Namun tidak ada keraguan di mana Paus berdiri pada invasi Putin ke Ukraina. Paus Fransiskus telah mendorong netralitas Tahta Suci ke arah yang lebih profetis, tanpa menutup pintu dialog.
Pada 18 Maret 2022, Paus Fransiskus menggambarkan perang di Ukraina sebagai “penyalahgunaan kekuasaan yang sesat” yang dipicu oleh “kepentingan partisan, yang mengutuk orang-orang yang tidak berdaya untuk menderita segala bentuk kekerasan brutal”. Ia memohon untuk diakhirinya “pembantaian” di Ukraina dan “agresi bersenjata yang tidak dapat diterima”.

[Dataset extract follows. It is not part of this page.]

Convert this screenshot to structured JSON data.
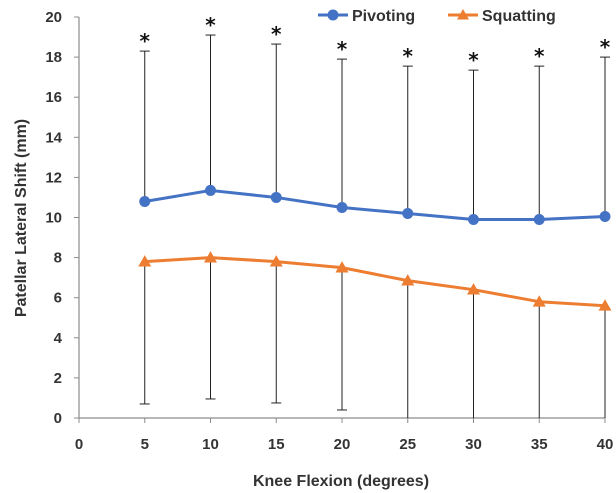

Sementara itu, kegiatan diplomatik Takhta Suci terus berlanjut. Kardinal Pietro Parolin mengulangi tawarannya untuk membantu menengahi konflik Rusia-Ukraina. Di masa lalu menggambarkan pendekatan diplomatik Takhta Suci sebagai “netralitas positif.”
Pada hari Senin, 17 Maret 2022, Fransiskus bertemu dengan perdana menteri Slovakia, Eduard Heger, dan menteri luar negeri Latvia, Edgars Rinkevics. Heger, yang negaranya berbatasan dengan Ukraina, mengatakan Tahta Suci menggunakan saluran diplomatiknya dengan Moskow untuk mencoba dan menghentikan perang, dan menunjukkan hubungannya dengan para pemimpin Gereja Ortodoks Rusia.
Pada hari yang sama, Paus berbicara langsung kepada Patriark Kirill, menjelaskan bahwa orang Kristen tidak dapat lagi berbicara tentang “perang suci” atau bahkan “perang yang adil”. Menurut Vatikan, Patriark Kirill, yang telah mendukung invasi Putin ke Ukraina, setuju dengan Paus bahwa kesepakatan damai perlu diamankan sesegera mungkin. Beberapa uskup telah meminta Patriark Rusia, Metropolitan Kirill, untuk menarik dukungannya terhadap invasi Putin.
Saat ini, ketika perang sudah memasuki bulan kedua, dunia merindukan langkah yang lebih jelas untuk mengakhiri konflik di Ukraina. Vatikan terus bekerja keras untuk mengamankan perdamaian.